While courts have upheld Reeves' conviction, the last-minute fight to stop the execution involved his intellect, his rights under federal disability law and how the state planned to kill him.
Alabama switched from the electric chair to lethal injection after 2002, and in 2018 legislators approved the use of another method, nitrogen hypoxia, amid defense challenges to injections and shortages of chemicals needed for the procedure. The new hypoxia method, which hasn't been used in the U.S., would cause death by replacing oxygen that the inmate breathes with nitrogen.
Alabama inmates had a chance to sign a form choosing either lethal injection or nitrogen hypoxia as an execution method in 2018 after legislators approved the use of nitrogen. But Reeves was among the inmates who didn't fill out the form stating a preference.

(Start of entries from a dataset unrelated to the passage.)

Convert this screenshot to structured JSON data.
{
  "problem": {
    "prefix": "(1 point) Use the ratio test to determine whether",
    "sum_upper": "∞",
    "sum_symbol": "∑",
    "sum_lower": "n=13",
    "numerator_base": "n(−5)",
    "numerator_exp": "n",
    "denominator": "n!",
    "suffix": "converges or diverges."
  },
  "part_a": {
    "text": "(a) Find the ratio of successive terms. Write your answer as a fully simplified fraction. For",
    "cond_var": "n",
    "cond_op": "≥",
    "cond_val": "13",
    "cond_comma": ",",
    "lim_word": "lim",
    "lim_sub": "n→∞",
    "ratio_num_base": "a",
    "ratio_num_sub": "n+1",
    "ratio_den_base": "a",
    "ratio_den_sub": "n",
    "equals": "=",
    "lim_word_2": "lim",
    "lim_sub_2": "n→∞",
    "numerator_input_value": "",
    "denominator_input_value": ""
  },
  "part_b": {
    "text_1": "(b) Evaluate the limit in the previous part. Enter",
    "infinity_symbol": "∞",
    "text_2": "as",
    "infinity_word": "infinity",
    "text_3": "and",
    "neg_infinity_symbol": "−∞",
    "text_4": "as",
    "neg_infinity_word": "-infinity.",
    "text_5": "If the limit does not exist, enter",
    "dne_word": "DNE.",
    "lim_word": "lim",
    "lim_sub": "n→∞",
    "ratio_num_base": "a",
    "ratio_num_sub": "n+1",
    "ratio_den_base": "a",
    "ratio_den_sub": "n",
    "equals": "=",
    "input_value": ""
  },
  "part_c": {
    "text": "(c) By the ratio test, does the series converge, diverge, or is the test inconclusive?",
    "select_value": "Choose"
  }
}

A poor reader, Reeves is intellectually disabled and wasn't capable of making such a decision without assistance that should have been provided under the American With Disabilities Act, his lawyers argued. A prison worker who gave Reeves a form didn't offer aid to help him understand, they said.
With Reeves contending he would have chosen nitrogen hypoxia over a "torturous" lethal injection had he comprehended the form, the defense filed suit asking a court to halt the lethal injection. U.S. District Judge R. Austin Huffaker, Jr. blocked execution plans, ruling that Reeves had a good chance of winning the claim under the disabilities law.
A defense expert concluded Reeves reads at a first grade level and has the language competency of someone as young as 4, but the state disagreed that Reeves had a disability that would prevent him from understanding his options.
An Alabama inmate who was put to death by lethal injection last year, Willie B. Smith, unsuccessfully raised claims about being intellectually unable to make the choice for nitrogen hypoxia.